Loggregate - Log file analysis

󰃭 2024-12-01

Never have I ever thought that I'd write two articles back to back about logging given how much I hate the topic. Logging is one of the boring things to do in software development. I'd rather just write code and try to get the app working than yapping about what the app was doing into some log files. But, it is absolutely necessary to write logs in a software for all the reasons mentioned in the Logging 101 post. Especially if the application is important we definitely want to have logging in that application, you are free to define what an important application should be.

Inspiration

There is a product in Microsoft Azure called Azure Monitor. This product is very well known for collecting logs from the applications and analysing them. It also provides insights on application performance, creates charts, sends notifications with alerts, and more.

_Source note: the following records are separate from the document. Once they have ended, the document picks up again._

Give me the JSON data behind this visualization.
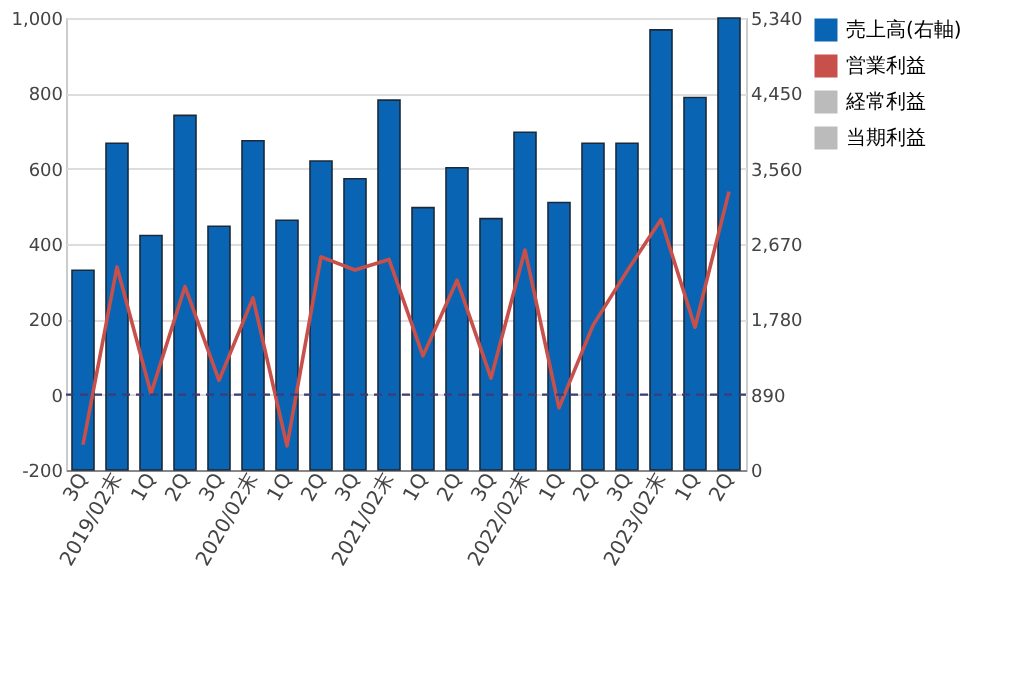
{
  "chart_data": {
    "type": "bar",
    "categories": [
      "3Q",
      "2019/02末",
      "1Q",
      "2Q",
      "3Q",
      "2020/02末",
      "1Q",
      "2Q",
      "3Q",
      "2021/02末",
      "1Q",
      "2Q",
      "3Q",
      "2022/02末",
      "1Q",
      "2Q",
      "3Q",
      "2023/02末",
      "1Q",
      "2Q"
    ],
    "series": [
      {
        "name": "売上高(右軸)",
        "color": "#0a64b4",
        "axis": "y2",
        "values": [
          2360,
          3860,
          2770,
          4190,
          2880,
          3890,
          2950,
          3650,
          3440,
          4370,
          3100,
          3570,
          2970,
          3990,
          3160,
          3860,
          3860,
          5200,
          4400,
          5340
        ]
      },
      {
        "name": "営業利益",
        "color": "#c8504b",
        "type": "line",
        "values": [
          -133,
          339,
          3,
          287,
          38,
          257,
          -136,
          366,
          331,
          359,
          103,
          304,
          44,
          384,
          -35,
          184,
          328,
          465,
          179,
          539
        ]
      },
      {
        "name": "経常利益",
        "color": "#bbbbbb",
        "type": "line",
        "values": [
          null,
          null,
          null,
          null,
          null,
          null,
          null,
          null,
          null,
          null,
          null,
          null,
          null,
          null,
          null,
          null,
          null,
          null,
          null,
          null
        ]
      },
      {
        "name": "当期利益",
        "color": "#bbbbbb",
        "type": "line",
        "values": [
          null,
          null,
          null,
          null,
          null,
          null,
          null,
          null,
          null,
          null,
          null,
          null,
          null,
          null,
          null,
          null,
          null,
          null,
          null,
          null
        ]
      }
    ],
    "ylim": [
      -200,
      1000
    ],
    "yticks": [
      {
        "value": -200,
        "label": "-200"
      },
      {
        "value": 0,
        "label": "0"
      },
      {
        "value": 200,
        "label": "200"
      },
      {
        "value": 400,
        "label": "400"
      },
      {
        "value": 600,
        "label": "600"
      },
      {
        "value": 800,
        "label": "800"
      },
      {
        "value": 1000,
        "label": "1,000"
      }
    ],
    "y2lim": [
      0,
      5340
    ],
    "y2ticks": [
      {
        "value": 0,
        "label": "0"
      },
      {
        "value": 890,
        "label": "890"
      },
      {
        "value": 1780,
        "label": "1,780"
      },
      {
        "value": 2670,
        "label": "2,670"
      },
      {
        "value": 3560,
        "label": "3,560"
      },
      {
        "value": 4450,
        "label": "4,450"
      },
      {
        "value": 5340,
        "label": "5,340"
      }
    ],
    "ref_lines": [
      {
        "axis": "y",
        "value": 0,
        "color": "#3c3c78",
        "line_style": "dashed"
      }
    ],
    "grid": "y",
    "legend": "right"
  }
}
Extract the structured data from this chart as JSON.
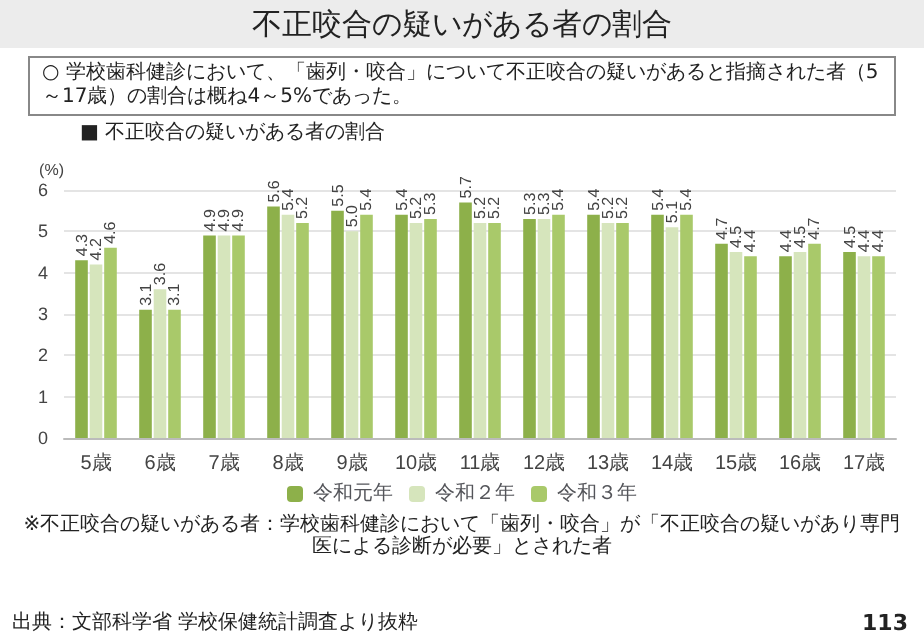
{
  "chart_data": {
    "type": "bar",
    "title": "不正咬合の疑いがある者の割合",
    "subtitle": "○ 学校歯科健診において、「歯列・咬合」について不正咬合の疑いがあると指摘された者（5～17歳）の割合は概ね4～5%であった。",
    "annotations": [
      "■ 不正咬合の疑いがある者の割合",
      "※不正咬合の疑いがある者：学校歯科健診において「歯列・咬合」が「不正咬合の疑いがあり専門医による診断が必要」とされた者",
      "出典：文部科学省 学校保健統計調査より抜粋",
      "113"
    ],
    "ylabel": "(%)",
    "categories": [
      "5歳",
      "6歳",
      "7歳",
      "8歳",
      "9歳",
      "10歳",
      "11歳",
      "12歳",
      "13歳",
      "14歳",
      "15歳",
      "16歳",
      "17歳"
    ],
    "series": [
      {
        "name": "令和元年",
        "color": "#8db04a",
        "values": [
          4.3,
          3.1,
          4.9,
          5.6,
          5.5,
          5.4,
          5.7,
          5.3,
          5.4,
          5.4,
          4.7,
          4.4,
          4.5
        ]
      },
      {
        "name": "令和２年",
        "color": "#d6e5bc",
        "values": [
          4.2,
          3.6,
          4.9,
          5.4,
          5.0,
          5.2,
          5.2,
          5.3,
          5.2,
          5.1,
          4.5,
          4.5,
          4.4
        ],
        "value_labels": [
          "4.2",
          "3.6",
          "4.9",
          "5.4",
          "5.0",
          "5.2",
          "5.2",
          "5.3",
          "5.2",
          "5.1",
          "4.5",
          "4.5",
          "4.4"
        ]
      },
      {
        "name": "令和３年",
        "color": "#a9c96a",
        "values": [
          4.6,
          3.1,
          4.9,
          5.2,
          5.4,
          5.3,
          5.2,
          5.4,
          5.2,
          5.4,
          4.4,
          4.7,
          4.4
        ]
      }
    ],
    "ylim": [
      0,
      6
    ],
    "yticks": [
      0,
      1,
      2,
      3,
      4,
      5,
      6
    ],
    "grid": "y",
    "legend": "bottom",
    "data_labels": true
  }
}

It's very cool but not every application runs in that particular environment and we cannot write logs from all applications to Azure monitor. Also there are all kinds of software that we use that just log to files like Nginx, PostgreSQL and etc.,

So I thought it would be cool if we have an application that analyzes, aggregates and make reports based on the log files that are not on cloud. Then I started working on Loggregate project.

Loggregate

Loggregate is a name I came up with by combining Logs + Aggregate. Loggregate is open-source, licensed under GPLv3 licensed, with it's source code available on GitHub. Loggregate is a command line tool, and it takes glob pattern as input and generates a report on the log files given as a html file which you can open and view in a browser.

Example usage:

  loggregate --datetime-format "%Y-%m-%d %H:%M:%S" --user "John Doe" "/var/log/*.log"

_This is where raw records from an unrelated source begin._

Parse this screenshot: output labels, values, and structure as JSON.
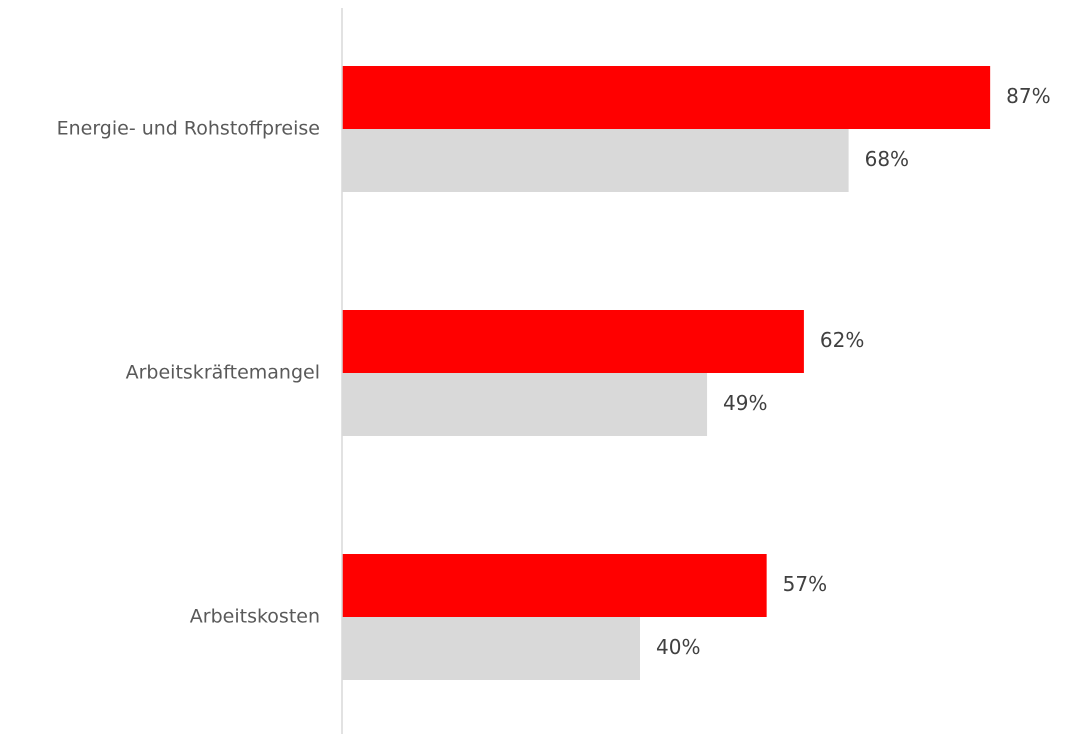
{
  "chart_data": {
    "type": "bar",
    "orientation": "horizontal",
    "categories": [
      "Energie- und Rohstoffpreise",
      "Arbeitskräftemangel",
      "Arbeitskosten"
    ],
    "series": [
      {
        "values": [
          87,
          62,
          57
        ],
        "color": "#ff0000"
      },
      {
        "values": [
          68,
          49,
          40
        ],
        "color": "#d9d9d9"
      }
    ],
    "value_suffix": "%",
    "xlim": [
      0,
      100
    ],
    "grid": false,
    "legend": "none",
    "title": "",
    "xlabel": "",
    "ylabel": ""
  }
}
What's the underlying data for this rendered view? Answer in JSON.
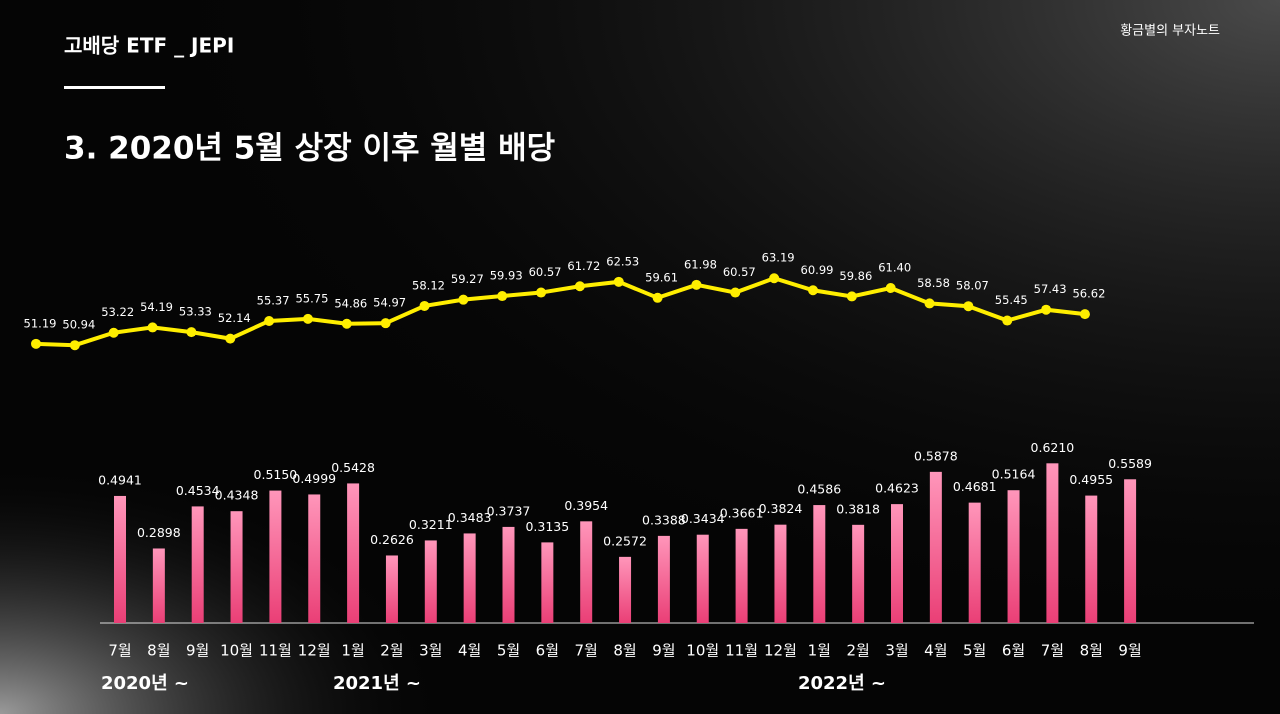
{
  "header": {
    "section": "고배당 ETF _ JEPI",
    "brand": "황금별의 부자노트",
    "title": "3. 2020년 5월 상장 이후 월별 배당"
  },
  "chart_data": [
    {
      "type": "line",
      "color": "#ffee00",
      "values": [
        51.19,
        50.94,
        53.22,
        54.19,
        53.33,
        52.14,
        55.37,
        55.75,
        54.86,
        54.97,
        58.12,
        59.27,
        59.93,
        60.57,
        61.72,
        62.53,
        59.61,
        61.98,
        60.57,
        63.19,
        60.99,
        59.86,
        61.4,
        58.58,
        58.07,
        55.45,
        57.43,
        56.62
      ],
      "value_labels": [
        "51.19",
        "50.94",
        "53.22",
        "54.19",
        "53.33",
        "52.14",
        "55.37",
        "55.75",
        "54.86",
        "54.97",
        "58.12",
        "59.27",
        "59.93",
        "60.57",
        "61.72",
        "62.53",
        "59.61",
        "61.98",
        "60.57",
        "63.19",
        "60.99",
        "59.86",
        "61.40",
        "58.58",
        "58.07",
        "55.45",
        "57.43",
        "56.62"
      ],
      "ylim": [
        40,
        70
      ]
    },
    {
      "type": "bar",
      "color": "#f2588a",
      "categories": [
        "7월",
        "8월",
        "9월",
        "10월",
        "11월",
        "12월",
        "1월",
        "2월",
        "3월",
        "4월",
        "5월",
        "6월",
        "7월",
        "8월",
        "9월",
        "10월",
        "11월",
        "12월",
        "1월",
        "2월",
        "3월",
        "4월",
        "5월",
        "6월",
        "7월",
        "8월",
        "9월"
      ],
      "values": [
        0.4941,
        0.2898,
        0.4534,
        0.4348,
        0.515,
        0.4999,
        0.5428,
        0.2626,
        0.3211,
        0.3483,
        0.3737,
        0.3135,
        0.3954,
        0.2572,
        0.3388,
        0.3434,
        0.3661,
        0.3824,
        0.4586,
        0.3818,
        0.4623,
        0.5878,
        0.4681,
        0.5164,
        0.621,
        0.4955,
        0.5589
      ],
      "value_labels": [
        "0.4941",
        "0.2898",
        "0.4534",
        "0.4348",
        "0.5150",
        "0.4999",
        "0.5428",
        "0.2626",
        "0.3211",
        "0.3483",
        "0.3737",
        "0.3135",
        "0.3954",
        "0.2572",
        "0.3388",
        "0.3434",
        "0.3661",
        "0.3824",
        "0.4586",
        "0.3818",
        "0.4623",
        "0.5878",
        "0.4681",
        "0.5164",
        "0.6210",
        "0.4955",
        "0.5589"
      ],
      "ylim": [
        0,
        0.7
      ],
      "annotations": [
        "2020년 ~",
        "2021년 ~",
        "2022년 ~"
      ]
    }
  ]
}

That's it and you will get a pretty nice looking (in my opinion) report in html part of which looks like the image at the top of this page.

The program needs two required inputs and one optional input.

Required Inputs
- Datetime format
- Glob Pattern
Optional Inputs
- User's name

The datetime format is a very important input since the core logic of Loggregate depends on datetime, we will discuss the details below in the Algorithm section. Glob pattern of course is needed to specify the log files that we want Loggregate to analyse. The User's name is optional, if given it will be mentioned in the report produced by Loggregate.

Design Choices

Language

I chose rust to write this program. My initial choices were C++ and rust since I want a language with low level control since there are quite a few file read and writes and I wanted language which can make syscalls efficiently. C is out of question since I wanted to be sane after writing the program. I decided on rust since I was learning rust at that point of time and I wanted to use it.

Plotting Library

I used Plotters library to make the charts and graphs for this application. Because the API looked quite similar to Matplotlib, which I've used previously with Python. But, this library is a bit more verbose compared to Matplotlib.

Why HTML?

In the end, this application provides a visual representation of log analytics. My professional career majorly consists of web development. So HTML is the easiest way for me to represent something visually.

Algorithm

First of all, this program assumes that every line in the log file has datetime and log level somewhere in it.

The log files are read one by one which satisfies the given glob pattern. Each line is read and stored inside a vector of strings.
Then the program extracts datetime and log level using regular expressions. This is where the datetime format input comes into play. The program builds a regex patten based on the datetime format given visit Loggregate github repo to get details on how to make the datetime format. Log levels are also matched using regular expressions. Entries that do not match predefined log levels are categorized as other.
Then we find the minimum and maximum datetimes found across all the log files.
Then the program decides the scale at which it should aggregate the logs, we use the min and max datetimes we found earlier to calculate the total duration through which the logs are generated. If there are logs for more than one minute, program aggregates the logs in terms of minutes, If there are logs for more than one hour, program aggregates the logs in terms of hours and so on. The maxinum scale is in years.
Then the logs are aggregated in terms of scale decided on earlier. For example, if the scale of aggregation is in terms of days, all the different log levels found within day 1 are counted and stored, then day 2 and so on till all the logs done.
Then we make the plots for each log level and a plot for showing counts of all log levels together. All of these logs are stored in /tmp/loggregate/plots, we store everything in /tmp because we don't want to pollute other directories while the program is still actively running, we only copy these files to destination after the program runs successfully.
Now the report is made by reading the html template from the assets directory and it's content is modified to make the report with the data. And file is stored in /tmp/loggregate
With the the program is almost complete and the only part remaining is to copy the report and plot images to the current directory from where the loggregate is run.

Thank you for reading this post, give Loggregate a try.